While Creston does hold art classes for students, many rural schools Fahlgren visits do not have the funding to do so.
After giving an etiquette lesson on how to look at and be around fine art to a group of third- through sixth-graders, she invited them to look at the collection of paintings, mix media and sculptures.
“What is the most confusing or your favorite piece of art?” she asked.
Milling around the pop-up mini gallery, students were allowed to handle some of the 3-D art. Students were attracted to Billings artist Bently Spang’s sculpture titled “Meat Clutch.” Students kept asking Fahlgren if they could touch the sculpture — a purse covered in a brown silicon resin with a texture like beef jerky. Spang, who is Northern Cheyenne, used dirt to color the silicone resin according to Fahlgren. In a 2016 National Endowment for the Arts interview with Montana Art Mobile founder Sara Colburn, the sculpture was described as symbolizing how Cheyenne would hang “thin sheets of meat from clothes hangers in a closet after a hunt.”
When students returned to their seats Fahlgren asked what artwork made them think. One piece that intrigued students was Missoula artist Courtney Blazon’s “Newly Rich.”
THERE ARE three questions people should ask when they look at art to help them interpret it, Fahlgren said.
“What do you see; what does it mean; and why do you say that? That will help you solve the mysteries behind what you see in a gallery,” she said.
Students also learned about technical words when talking about art such as “medium,” or materials used to create the art. Blazon used pen and marker in “Newly Rich.” The group also talked about another work they were interested in — a photograph of a supercell storm titled “The Mothership,” by Glasgow artist Sean Heavey. Fahlgren took the opportunity to talk about terms such as “composition,” and “scale.”
Fahlgren then turned to an example of ledger art by Browning artist John I. Pepion. She held up Pepion’s work titled “Native Superman,” which portrays a Native American in traditional clothes doing a bicycle trick painted on a piece of ledger paper dating to 1890. Ledger art is a Native American tradition of documenting events by painting or drawing on ledger paper, said to have stemmed from Plains hide painting.
“In Native American culture it’s important to draw as a way they keep track of history and tell their own personal history,” she said. “Think of a story from your history — something important to you.”
Students then sat down to create some art on worksheets Fahlgren picked up from Montana State University. Creston third-grader Svea Layton drew a memory of being struck by a firework. Layton picked up a lavender pastel and dragged the side of it down the worksheet covering up college-level mathematic equations. She then drew herself sitting in a golf cart. Picking up a red pastel she drew a circle with dashes around it in the middle of her body, writing “pow” in large letters above.

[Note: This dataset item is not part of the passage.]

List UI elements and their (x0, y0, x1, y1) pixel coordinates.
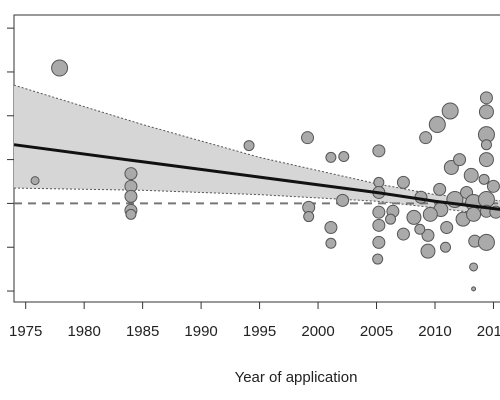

“On the Fourth of July in Lakeside I was driving in a golf cart and someone was throwing fireworks from a car and one landed on my shirt and blew up,” Layton said.
“She still has a scar,” said her brother, fifth-grader Tosh Layton, who sat next to her drawing “a beautiful nice day.”
Sitting across from them, sixth-grader Laney Simonson drew her family of nine holding hands, creating a zigzag pattern. Pattern and shapes are something Simonson saw in one of her favorite pieces in the gallery display. It was a multimedia piece titled “Vanishing Points,” by Ben Crawford. The piece had multiple layers of intersecting lines and shapes giving a maze-like, sculptural quality.
“I like how there’s lots of patterns and shapes,” Simonson said.